Seit 1996 engagiert sich die vom Stifterehepaar Thayssen gegründete „Elisabeth und Fritz Thayssen“ für den Erhalt des mit dem Ponte Vecchio verglichenen Flussübergangs durch eine Treuhandstiftung in der Obhut der DSD. Die für die Krämerbrücke in der treuhänderischen Verwaltung der Deutschen Stiftung Denkmalschutz errichtete „Elisabeth und Fritz Thayssen-Stiftung“ hat geholfen, viele Häuser auf der Krämerbrücke zu erhalten. So half sie etwa im Haus Nummer 3 bei der Restaurierung der Stuckdecke, im Haus Nummer 17, dem „Haus zum Roten Turm“, bei der Wiederherstellung der Bohlenstube, oder unterstützte am Haus Nummer 30 die Dachsanierung. Bis heute finden sich im Erdgeschoss der Häuser Läden – mit besonderem „Kram“, meist Kunsthandwerk oder Antiquitäten. In den Obergeschossen ermöglicht das Wohnen im Denkmal bis heute die Pflege einer besonderen Verbindung zu diesem einzigartigen Bauwerk.
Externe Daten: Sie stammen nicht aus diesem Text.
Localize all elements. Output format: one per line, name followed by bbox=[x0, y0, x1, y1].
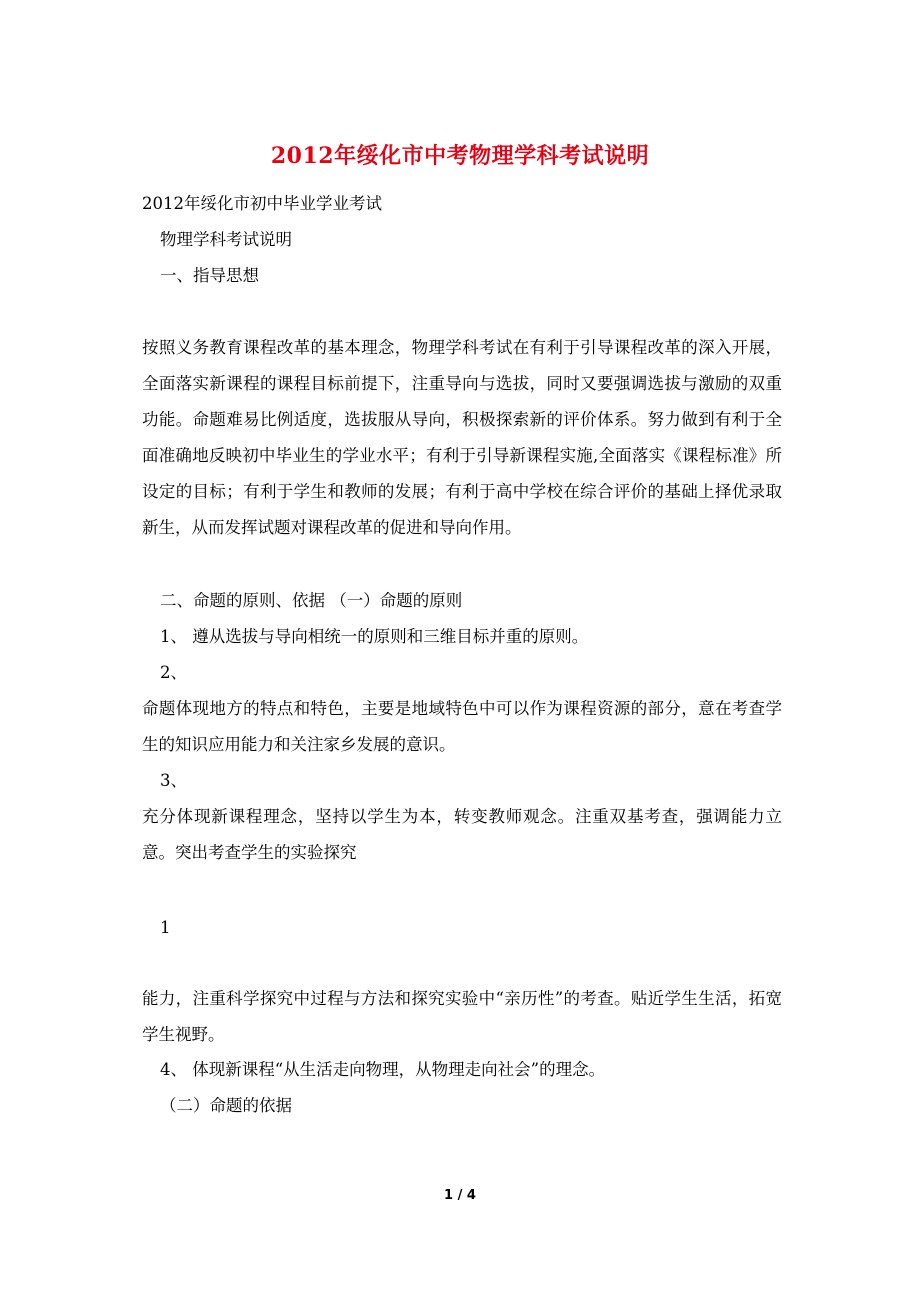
principle-item-4: 4、 体现新课程“从生活走向物理，从物理走向社会”的理念。 bbox=[160, 1060, 606, 1079]
document-title: 2012年绥化市中考物理学科考试说明 bbox=[270, 143, 650, 169]
inline-page-marker: 1 bbox=[160, 918, 171, 937]
page-indicator: 1 / 4 bbox=[444, 1188, 476, 1203]
principle-item-1: 1、 遵从选拔与导向相统一的原则和三维目标并重的原则。 bbox=[160, 627, 589, 646]
subtitle-line-1: 2012年绥化市初中毕业学业考试 bbox=[142, 194, 382, 213]
principle-item-3-number: 3、 bbox=[160, 771, 187, 790]
section-1-heading: 一、指导思想 bbox=[160, 266, 259, 285]
principle-item-2-number: 2、 bbox=[160, 663, 187, 682]
subtitle-line-2: 物理学科考试说明 bbox=[160, 230, 292, 249]
principle-item-3-text-part-2: 能力，注重科学探究中过程与方法和探究实验中“亲历性”的考查。贴近学生生活，拓宽学生视野。 bbox=[142, 989, 782, 1044]
section-2-sub-heading: （二）命题的依据 bbox=[160, 1096, 292, 1115]
section-1-paragraph: 按照义务教育课程改革的基本理念，物理学科考试在有利于引导课程改革的深入开展，全面落实新课程的课程目标前提下，注重导向与选拔，同时又要强调选拔与激励的双重功能。命题难易比例适度，选拔服从导向，积极探索新的评价体系。努力做到有利于全面准确地反映初中毕业生的学业水平；有利于引导新课程实施,全面落实《课程标准》所设定的目标；有利于学生和教师的发展；有利于高中学校在综合评价的基础上择优录取新生，从而发挥试题对课程改革的促进和导向作用。 bbox=[142, 338, 782, 537]
section-2-heading: 二、命题的原则、依据 （一）命题的原则 bbox=[160, 591, 463, 610]
principle-item-2-text: 命题体现地方的特点和特色，主要是地域特色中可以作为课程资源的部分，意在考查学生的知识应用能力和关注家乡发展的意识。 bbox=[142, 699, 782, 754]
principle-item-3-text-part-1: 充分体现新课程理念，坚持以学生为本，转变教师观念。注重双基考查，强调能力立意。突出考查学生的实验探究 bbox=[142, 807, 782, 862]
Im heutigen Haus der Stiftungen, früher als „Haus zum wilden Mann & güldenen Schachtzaul“ bekannt, können sich Besucher über das ungewöhnliche Denkmal informieren. Das ebenfalls von der Thayssen-Stiftung unterstützte Doppelhaus zählt seit der Renovierung 1,2 Millionen Besucher. Eine Treppe führt nach oben in die denkmalpflegerisch vorbildlich restaurierte Bohlenstube von 1578/1579. Eine Treppe nach unten ermöglicht den Zugang zu dem begehbaren mittelalterlichen Brückenpfeiler.
In einem Pfeiler der Erfurter Krämerbrücke wurden im Jahr 2000 die Namen der damaligen Förderer der Deutschen Stiftung Denkmalschutz hinterlegt. Sie dokumentieren das große bürgerschaftliche Engagement bei der Erhaltung dieses Wahrzeichens von Erfurt für kommende Generationen – eines von über 7.400 Förderprojekten.
Einem besonderen Bewohner der Krämerbrücke Schließlich ist beim DSD-Verlag Monumente Publikationen 2003 das Buch „Ein Sommer mit dem Brückenkater Franz: Geschichten von der Erfurter Krämerbrücke“ erschienen. Hier finden sich zahlreiche Geschichten über das Leben des halbfiktiven Brückenkaters Franz, der auf der Erfurter Krämerbrücke zu Hause ist. Wie die Menschen, die in den 32 Häusern auf der Krämerbrücke wohnen. Um sie drehen sich die Geschichten dieses Buches. Immer begleitet von Kater Franz.